Foreign exchange fraud is a collective term referring to any scheme that intends to defraud traders through deception, convincing investors of high returns by trading on the forex market. In essence, the foreign exchange market is a zero-sum game, wherein one person experiences gains while another suffers from losses.

We all know by now that online investments are pretty risky. This is especially true in the foreign exchange landscape. There is an abundance of forex scams online, initiated by scammers who get their confidence from the Internet's anonymity. Identifying a scam from a legitimate forex trading activity is imperative to protect yourself from financial ruin.

Aggressive forex brokers

Recovery from a forex scam can be arduous and slow for its victims. Before you become one, it is best to recognize the typical warning signs. Legitimate forex traders are not aggressive when marketing their expertise or service to prospective investors. On the other hand, if a few forex brokers or companies persistently contact you whom you do not know personally, it is best to proceed with caution. If you are interested in forex trading, seek references from people you know.

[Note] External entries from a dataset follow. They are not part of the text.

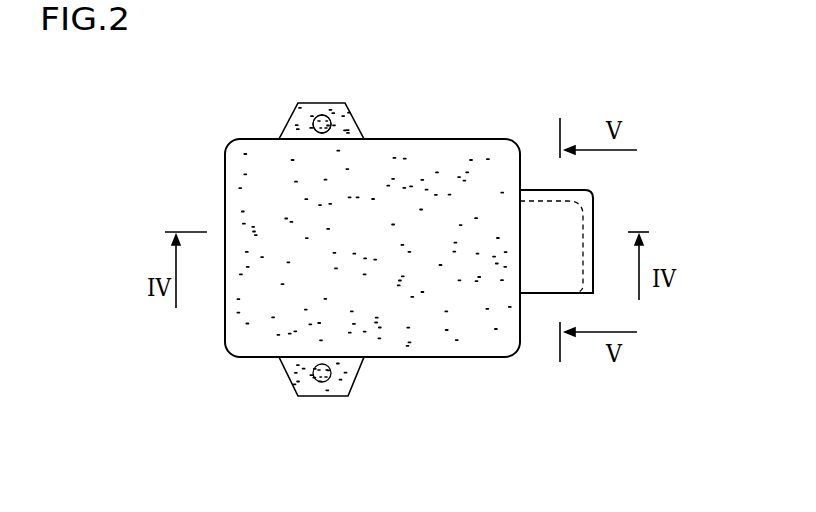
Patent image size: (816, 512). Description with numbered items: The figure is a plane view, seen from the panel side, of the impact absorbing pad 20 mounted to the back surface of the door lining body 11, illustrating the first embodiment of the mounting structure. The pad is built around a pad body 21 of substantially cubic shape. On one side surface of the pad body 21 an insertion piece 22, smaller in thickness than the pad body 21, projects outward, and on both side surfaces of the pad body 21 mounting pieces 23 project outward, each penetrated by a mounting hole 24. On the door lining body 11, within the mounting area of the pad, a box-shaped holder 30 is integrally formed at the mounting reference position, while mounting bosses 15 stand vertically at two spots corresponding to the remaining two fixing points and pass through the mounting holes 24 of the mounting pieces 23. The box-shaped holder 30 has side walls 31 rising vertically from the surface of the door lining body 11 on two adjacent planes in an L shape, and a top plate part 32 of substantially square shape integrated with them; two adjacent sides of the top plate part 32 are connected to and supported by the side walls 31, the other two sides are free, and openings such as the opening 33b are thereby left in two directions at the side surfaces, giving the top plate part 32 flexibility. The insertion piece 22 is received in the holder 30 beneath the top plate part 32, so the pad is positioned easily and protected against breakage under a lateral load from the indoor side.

The door lining body 11 is at (152, 336).
The mounting boss 15 is at (314, 122).
The impact absorbing pad 20 is at (331, 248).
The pad body 21 is at (383, 297).
The insertion piece 22 is at (548, 220).
The mounting piece 23 is at (345, 125).
The mounting hole 24 is at (325, 115).
The box-shaped holder 30 is at (605, 255).
The side wall 31 is at (532, 196).
The top plate part 32 is at (594, 222).
The opening 33b is at (546, 296).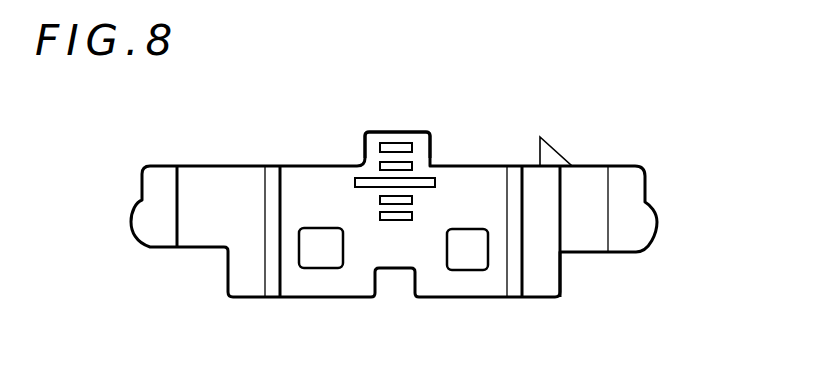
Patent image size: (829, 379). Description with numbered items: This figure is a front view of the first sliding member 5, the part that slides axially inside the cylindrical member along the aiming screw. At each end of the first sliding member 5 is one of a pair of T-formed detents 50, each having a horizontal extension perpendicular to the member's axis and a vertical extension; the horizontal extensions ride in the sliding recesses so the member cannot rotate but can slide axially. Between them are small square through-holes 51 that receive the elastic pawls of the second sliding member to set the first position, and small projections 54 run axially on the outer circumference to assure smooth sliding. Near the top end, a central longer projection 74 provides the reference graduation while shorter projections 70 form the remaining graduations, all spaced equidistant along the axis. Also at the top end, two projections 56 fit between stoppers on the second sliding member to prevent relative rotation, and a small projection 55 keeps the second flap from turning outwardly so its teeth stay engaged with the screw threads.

The first sliding member 5 is at (615, 137).
The T-formed detents 50 is at (150, 232).
The small square through-holes 51 is at (343, 253).
The small projections 54 is at (268, 265).
The small projection 55 is at (550, 138).
The projections 56 is at (373, 133).
The shorter projections 70 is at (432, 105).
The central longer projection 74 is at (345, 164).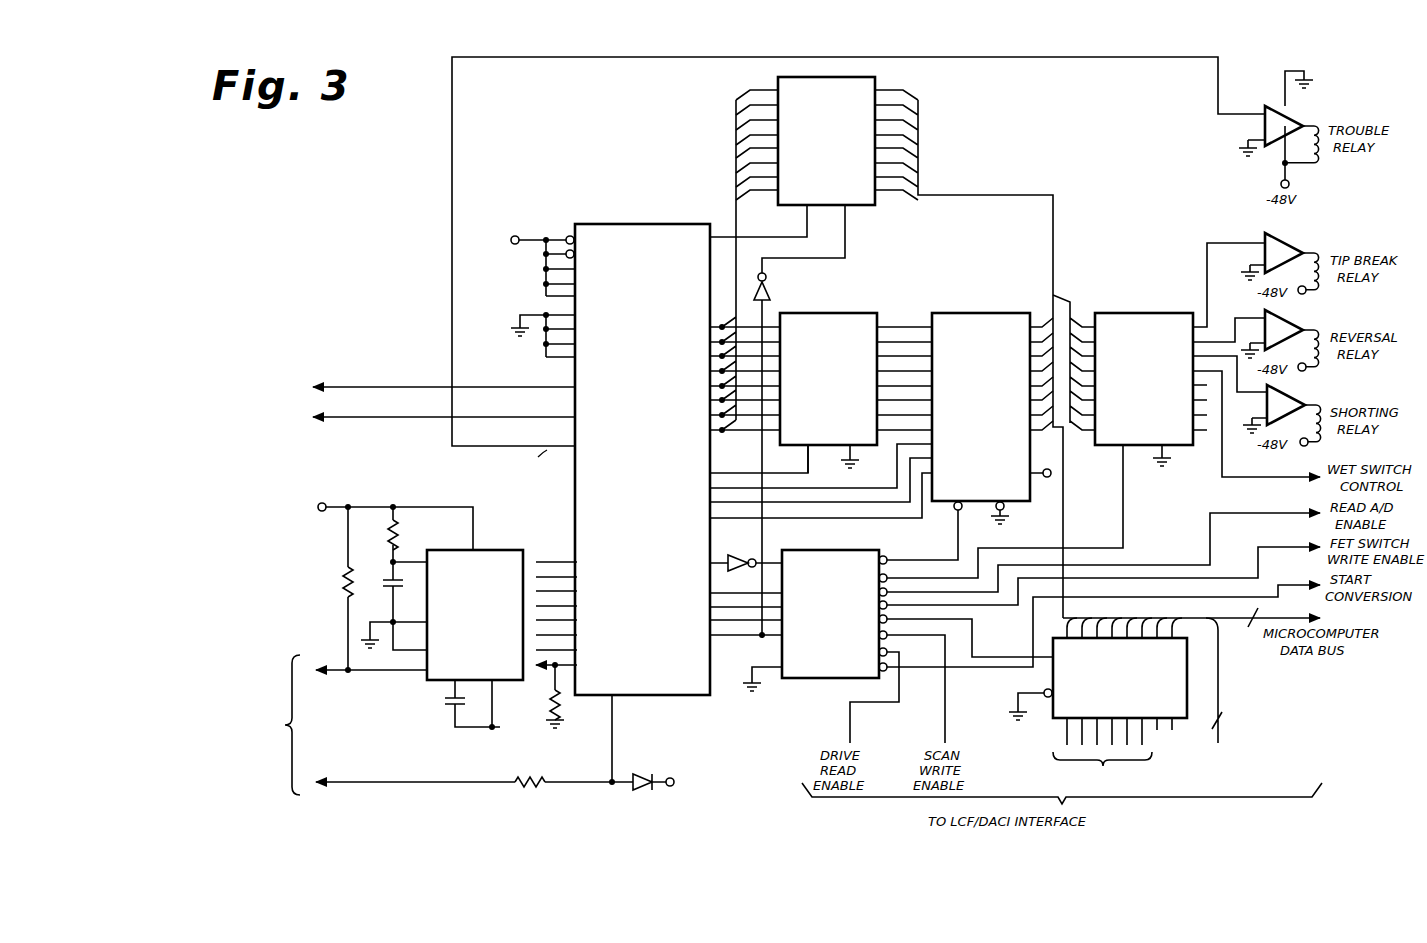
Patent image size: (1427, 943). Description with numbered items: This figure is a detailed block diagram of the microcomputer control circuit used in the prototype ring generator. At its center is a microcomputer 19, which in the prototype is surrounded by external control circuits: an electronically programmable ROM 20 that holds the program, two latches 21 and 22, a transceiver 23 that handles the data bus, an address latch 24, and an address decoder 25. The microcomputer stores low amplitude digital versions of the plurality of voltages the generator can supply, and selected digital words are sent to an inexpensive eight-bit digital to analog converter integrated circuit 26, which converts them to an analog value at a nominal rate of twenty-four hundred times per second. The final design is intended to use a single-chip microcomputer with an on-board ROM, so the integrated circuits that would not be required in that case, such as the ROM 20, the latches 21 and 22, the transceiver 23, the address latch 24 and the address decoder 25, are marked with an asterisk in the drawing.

The 6803 microcomputer 19 is at (657, 223).
The electronically programmable ROM 20 is at (990, 313).
The latch 21 is at (1148, 313).
The latch 22 is at (1186, 678).
The transceiver 23 is at (867, 207).
The address latch 24 is at (846, 313).
The address decoder 25 is at (843, 550).
The digital to analog converter integrated circuit 26 is at (493, 548).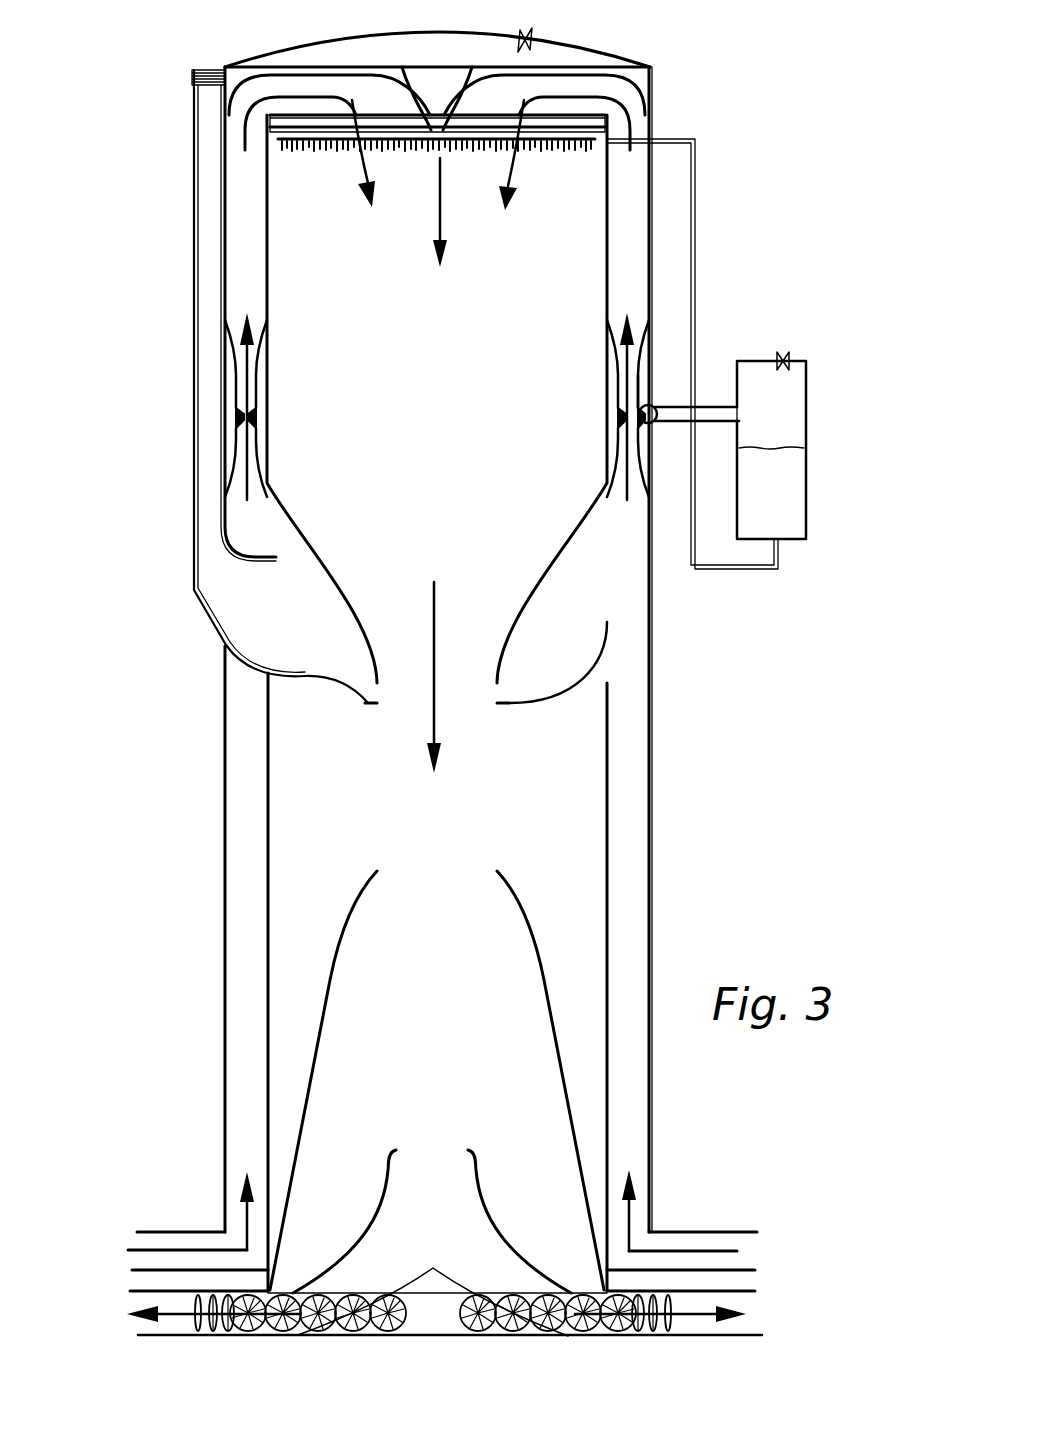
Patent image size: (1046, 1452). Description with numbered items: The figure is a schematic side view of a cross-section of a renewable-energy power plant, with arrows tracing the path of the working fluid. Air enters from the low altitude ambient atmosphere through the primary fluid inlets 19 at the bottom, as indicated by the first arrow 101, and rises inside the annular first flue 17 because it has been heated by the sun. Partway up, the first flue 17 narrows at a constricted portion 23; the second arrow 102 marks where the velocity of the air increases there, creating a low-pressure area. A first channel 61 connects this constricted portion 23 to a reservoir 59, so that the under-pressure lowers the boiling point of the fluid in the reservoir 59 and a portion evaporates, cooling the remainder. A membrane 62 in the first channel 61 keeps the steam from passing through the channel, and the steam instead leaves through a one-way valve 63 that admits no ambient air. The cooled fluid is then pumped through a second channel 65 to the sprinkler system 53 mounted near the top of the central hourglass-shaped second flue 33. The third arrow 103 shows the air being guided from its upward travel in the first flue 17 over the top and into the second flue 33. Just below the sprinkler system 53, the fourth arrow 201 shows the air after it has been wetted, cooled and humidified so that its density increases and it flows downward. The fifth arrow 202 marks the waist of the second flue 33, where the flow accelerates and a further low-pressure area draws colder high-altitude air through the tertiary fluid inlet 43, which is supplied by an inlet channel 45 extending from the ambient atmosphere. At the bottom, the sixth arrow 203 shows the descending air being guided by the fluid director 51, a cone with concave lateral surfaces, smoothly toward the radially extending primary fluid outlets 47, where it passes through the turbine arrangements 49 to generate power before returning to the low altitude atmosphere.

Exaggerated claims of high returns

A classic indicator of a forex fraudster is exaggerated claims of massive returns on modes investments. It is most likely a scam if you are promised guaranteed high returns. The success of your investment is highly dependent on a highly volatile market. You may receive returns quickly, or you may not. But a company that purports consistently high returns is giving you false claims because it is not feasible in the foreign exchange trading market.

High spread offers

The standard spread ranges between two to three points in USD/EUR. Be cautious when approached by a forex trader that offers up to seven points spreads. Bear in mind that major currency pairs have a price of four decimals.

Use of complicated jargon

Forex scammers take advantage of their knowledge of the forex exchange market by using complicated jargon when preying on their victims. Terms like risk disclosures and terms of use are often used to limit their liability should investors suffer losses along the way.

Withdrawal restrictions

If you are attempting to withdraw funds from your account and cannot do so, it might be time to start worrying about your investment. If a broker provides you with a vague explanation or unclear apology when this happens, you need to re-consider your investment, or better yet, pull out before losing more money.

Blacklisted broker

Avoid brokers who fail to provide you with the proper credentials at all costs. You want a trustworthy person to manage your account. Do due diligence and check out regulating bodies to verify if a forex broker has a good legal standing in the foreign exchange market.

Conclusion

It is recommended to partner with a regulated broker with a well-established reputation, flawless track record, and has positive feedback from previous and existing investors to avoid becoming a victim of a foreign exchange trading scam. While the allure of quick returns is hard to dismiss, it is best to err on the side of caution and be more thorough in your vetting process.